Men's freestyle 120 kilograms competition at the 2012 Summer Olympics in London, United Kingdom, took place on 11 August at ExCeL London.
This freestyle wrestling competition consisted of a single-elimination tournament, with a repechage used to determine the winners of two bronze medals. The two finalists faced off for gold and silver medals. Each wrestler who lost to one of the two finalists moved into the repechage, culminating in a pair of bronze medal matches featuring the semifinal losers each facing the remaining repechage opponent from their half of the bracket.
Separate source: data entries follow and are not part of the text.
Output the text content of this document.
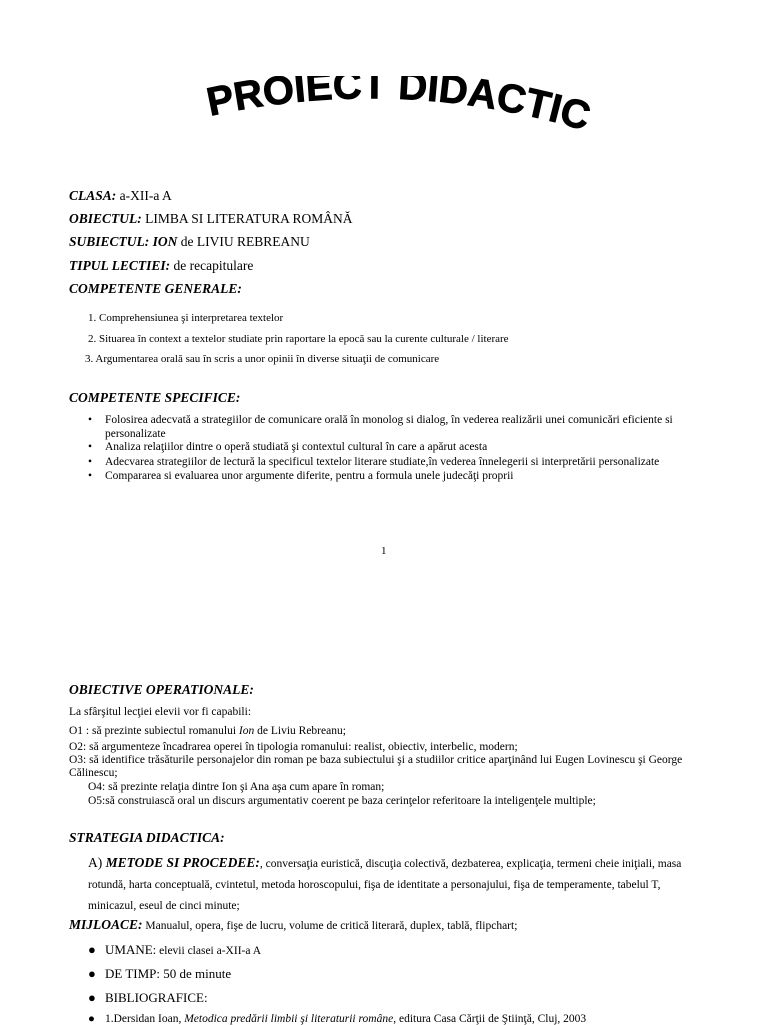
PROIECT DIDACTIC
CLASA: a-XII-a A
OBIECTUL: LIMBA SI LITERATURA ROMÂNĂ
SUBIECTUL: ION de LIVIU REBREANU
TIPUL LECTIEI: de recapitulare
COMPETENTE GENERALE:
1. Comprehensiunea şi interpretarea textelor
2. Situarea în context a textelor studiate prin raportare la epocă sau la curente culturale / literare
3. Argumentarea orală sau în scris a unor opinii în diverse situaţii de comunicare
COMPETENTE SPECIFICE:
• Folosirea adecvată a strategiilor de comunicare orală în monolog si dialog, în vederea realizării unei comunicări eficiente si personalizate
• Analiza relaţiilor dintre o operă studiată şi contextul cultural în care a apărut acesta
• Adecvarea strategiilor de lectură la specificul textelor literare studiate,în vederea înnelegerii si interpretării personalizate
• Compararea si evaluarea unor argumente diferite, pentru a formula unele judecăţi proprii
1
OBIECTIVE OPERATIONALE:
La sfârşitul lecţiei elevii vor fi capabili:
O1 : să prezinte subiectul romanului Ion de Liviu Rebreanu;
O2: să argumenteze încadrarea operei în tipologia romanului: realist, obiectiv, interbelic, modern;
O3: să identifice trăsăturile personajelor din roman pe baza subiectului şi a studiilor critice aparţinând lui Eugen Lovinescu şi George Călinescu;
O4: să prezinte relaţia dintre Ion şi Ana aşa cum apare în roman;
O5:să construiască oral un discurs argumentativ coerent pe baza cerinţelor referitoare la inteligenţele multiple;
STRATEGIA DIDACTICA:
A) METODE SI PROCEDEE:, conversaţia euristică, discuţia colectivă, dezbaterea, explicaţia, termeni cheie iniţiali, masa rotundă, harta conceptuală, cvintetul, metoda horoscopului, fişa de identitate a personajului, fişa de temperamente, tabelul T, minicazul, eseul de cinci minute;
MIJLOACE: Manualul, opera, fişe de lucru, volume de critică literară, duplex, tablă, flipchart;
● UMANE: elevii clasei a-XII-a A
● DE TIMP: 50 de minute
● BIBLIOGRAFICE:
● 1.Dersidan Ioan, Metodica predării limbii şi literaturii române, editura Casa Cărţii de Ştiinţă, Cluj, 2003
Each bout consisted of up to three rounds, lasting two minutes apiece. The wrestler who scored more points in each round was the winner of that rounds; the bout finished when one wrestler had won two rounds (and thus the match).

China's Liang Lei was on the start list but did not compete due to injury.

In January 2019, Georgia's Davit Modzmanashvili, who originally won the silver medal, was disqualified after testing positive for banned substances. On 23 July 2019, it was announced that as a result of retesting samples, original gold medalist Artur Taymazov was also disqualified.

Consequently, the original bronze medalists, Komeil Ghasemi of Iran and Bilyal Makhov of Russia, were declared joint Olympic champions, while Tervel Dlagnev of the United States and Daulet Shabanbay of Kazakhstan, who Ghasemi and Makhov had defeated in the repechage, were awarded the bronze medals.

==Schedule==
All times are British Summer Time (UTC+01:00)

| Date | Time | Event |
| 11 August 2012 | 13:00 | Qualification rounds |
| 17:45 | Repechage |
| 18:30 | Finals |

==Results==
- Legend
- F — Won by fall

==Final standing ==

| Rank | Athlete |
|---|---|
| 1st place, gold medalist(s) | Komeil Ghasemi (IRI) |
| 1st place, gold medalist(s) | Bilyal Makhov (RUS) |
| 3rd place, bronze medalist(s) | Tervel Dlagnev (USA) |
| 3rd place, bronze medalist(s) | Daulet Shabanbay (KAZ) |
| 5 | Jargalsaikhany Chuluunbat (MGL) |
| 6 | Aleksey Shemarov (BLR) |
| 7 | Taha Akgül (TUR) |
| 8 | Rareș Chintoan (ROU) |
| 9 | El-Desoky Ismail (EGY) |
| 10 | Dániel Ligeti (HUN) |
| 11 | Arjan Bhullar (CAN) |
| 12 | Oleksandr Khotsianivskyi (UKR) |
| 12 | Malal Ndiaye (SEN) |
| 14 | Jamaladdin Magomedov (AZE) |
| 15 | Nick Matuhin (GER) |
| 16 | Jesse Ruíz (MEX) |
| DQ | Artur Taymazov (UZB) |
| DQ | Davit Modzmanashvili (GEO) |

- Artur Taymazov of Uzbekistan originally won the gold medal, but was disqualified after he tested positive for Chlorodehydromethyltestosterone.
- Davit Modzmanashvili of Georgia originally won the silver medal, but was disqualified after he tested positive for Chlorodehydromethyltestosterone.